A growth mindset means embracing challenges and mistakes

Summary

  • Many students shy away from challenging schoolwork and get discouraged quickly when they make mistakes. These students are at a significant disadvantage in school—and in life more generally—because they end up avoiding the most difficult work.
  • Successful entrepreneurs make more mistakes and learn from their mistakes.
  • Making mistakes is one of the most useful ways to learn in math. Our brains develop when we make a mistake and think about the mistake. This brain activity doesn’t happen when people get work correct.
  • To see similar videos about growth mindset in math, sign up for Professor Jo Boaler’s course, How to Learn Math, and check out youcubed.org.

As most teachers are well aware, many students shy away from challenging school work and get discourage quickly when they make mistakes. These students are at a significant disadvantage in school and in life more generally because they end up avoiding the most difficult work, which also tends to be the most productive.

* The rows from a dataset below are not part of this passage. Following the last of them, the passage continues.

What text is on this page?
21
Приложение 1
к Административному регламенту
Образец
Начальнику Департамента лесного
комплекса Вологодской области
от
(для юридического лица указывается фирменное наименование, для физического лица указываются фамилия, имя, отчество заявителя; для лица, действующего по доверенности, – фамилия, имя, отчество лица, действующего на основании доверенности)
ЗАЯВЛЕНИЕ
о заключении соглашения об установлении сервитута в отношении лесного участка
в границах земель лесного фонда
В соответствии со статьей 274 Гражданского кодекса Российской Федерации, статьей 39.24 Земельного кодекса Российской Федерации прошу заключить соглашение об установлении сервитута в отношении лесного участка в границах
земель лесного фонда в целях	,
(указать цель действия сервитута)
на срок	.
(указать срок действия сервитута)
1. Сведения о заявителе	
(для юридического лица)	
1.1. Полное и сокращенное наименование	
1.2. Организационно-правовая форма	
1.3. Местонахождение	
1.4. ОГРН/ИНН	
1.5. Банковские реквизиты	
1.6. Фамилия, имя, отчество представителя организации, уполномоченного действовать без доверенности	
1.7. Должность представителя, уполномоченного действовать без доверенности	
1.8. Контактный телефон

Let's hear more about the importance of mistakes from Stanford professor, Jo Boaler.

Professor Jo Boaler, Mathematics Education Expert, Stanford University: So recently a New York Times columnist Peter Sims wrote a really compelling piece about the critical role of mistakes in innovation and design thinking, and he analyzed the differences between more and less successful entrepreneurs, and he found that the successful ones basically make more mistakes, and they learn from those mistakes, and that learning set them on the path to huge success.

But another New York Times columnist and best-selling author of the book, Better by Mistake, Alina Tugend, has written correctly, in my view, that we are raising a generation of children who are terrified of blundering, of failing, of even sitting in the discomfort of not knowing something for a few minutes.

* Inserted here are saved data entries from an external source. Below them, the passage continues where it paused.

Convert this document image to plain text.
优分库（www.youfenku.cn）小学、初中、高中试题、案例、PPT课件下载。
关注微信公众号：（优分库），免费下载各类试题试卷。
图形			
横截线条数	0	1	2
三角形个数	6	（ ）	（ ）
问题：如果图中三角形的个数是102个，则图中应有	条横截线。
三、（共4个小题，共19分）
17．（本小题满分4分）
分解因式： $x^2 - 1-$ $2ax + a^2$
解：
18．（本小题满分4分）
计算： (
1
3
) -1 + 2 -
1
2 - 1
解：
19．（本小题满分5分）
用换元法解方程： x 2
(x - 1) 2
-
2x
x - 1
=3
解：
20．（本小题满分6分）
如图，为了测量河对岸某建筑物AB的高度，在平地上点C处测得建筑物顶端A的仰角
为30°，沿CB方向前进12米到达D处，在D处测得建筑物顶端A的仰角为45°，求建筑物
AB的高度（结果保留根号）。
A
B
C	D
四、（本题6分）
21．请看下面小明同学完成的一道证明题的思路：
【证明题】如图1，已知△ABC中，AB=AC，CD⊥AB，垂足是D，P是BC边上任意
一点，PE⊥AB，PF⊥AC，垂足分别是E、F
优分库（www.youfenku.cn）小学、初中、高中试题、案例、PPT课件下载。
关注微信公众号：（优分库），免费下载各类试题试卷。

So what we're finding from research is that when students make a mistake, I'm thinking that this is kind of a core mistake, not an error, such as a numerical slip, but when they make a mistake about an idea in math, two sparks happen—first when they make the mistake, and then again when they think about the mistake, and that doesn't happen when people get work correct.

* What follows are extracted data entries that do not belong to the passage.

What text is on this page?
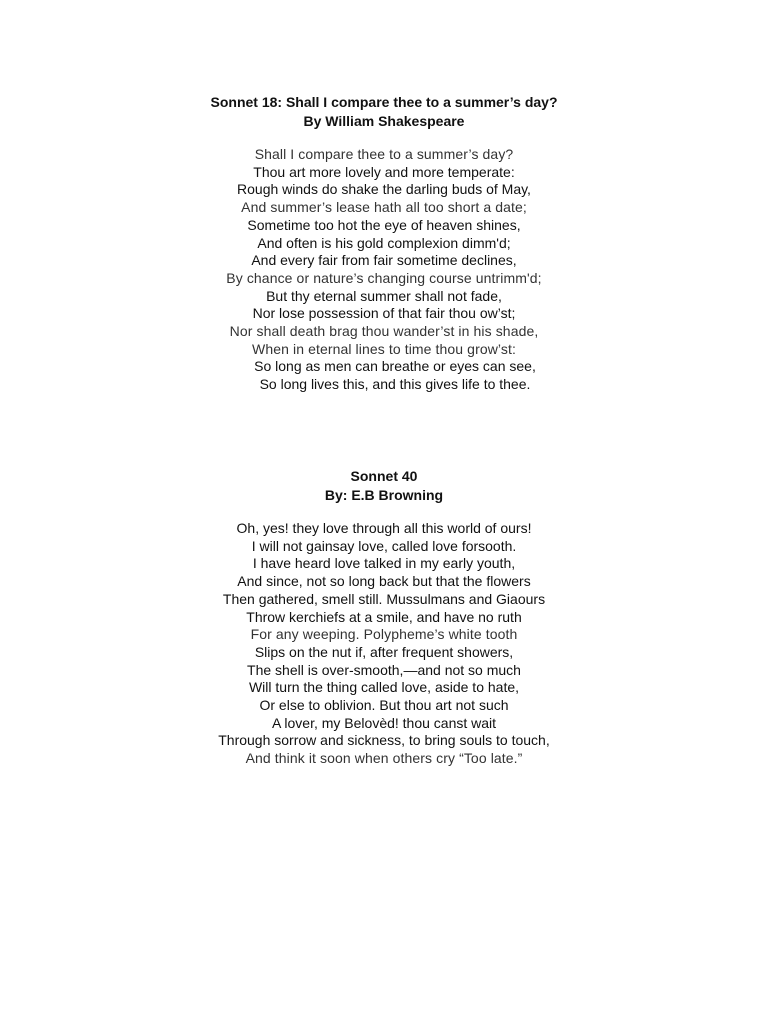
Sonnet 18: Shall I compare thee to a summer’s day?
By William Shakespeare
Shall I compare thee to a summer’s day?
Thou art more lovely and more temperate:
Rough winds do shake the darling buds of May,
And summer’s lease hath all too short a date;
Sometime too hot the eye of heaven shines,
And often is his gold complexion dimm'd;
And every fair from fair sometime declines,
By chance or nature’s changing course untrimm'd;
But thy eternal summer shall not fade,
Nor lose possession of that fair thou ow’st;
Nor shall death brag thou wander’st in his shade,
When in eternal lines to time thou grow’st:
So long as men can breathe or eyes can see,
So long lives this, and this gives life to thee.
Sonnet 40
By: E.B Browning
Oh, yes! they love through all this world of ours!
I will not gainsay love, called love forsooth.
I have heard love talked in my early youth,
And since, not so long back but that the flowers
Then gathered, smell still. Mussulmans and Giaours
Throw kerchiefs at a smile, and have no ruth
For any weeping. Polypheme’s white tooth
Slips on the nut if, after frequent showers,
The shell is over-smooth,—and not so much
Will turn the thing called love, aside to hate,
Or else to oblivion. But thou art not such
A lover, my Belovèd! thou canst wait
Through sorrow and sickness, to bring souls to touch,
And think it soon when others cry “Too late.”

So this was stunning to me, and the reason is, it turns out that making mistakes is the most useful thing to be doing, the very most useful thing in math, but students often feel really bad, crushed even, if they make a mistake in math. They think it means that they're not a math person, but it turns out it's really the most useful thing they can be doing.

Source:
Moser, J. S., Schroder, H. S., Heeter, C., Moran, T. P., & Lee, Y. H. (2011). Mind your errors: Evidence for a neural mechanism linking growth mind-set to adaptive posterror adjustments. Psychological Science, 22, 1484-1489.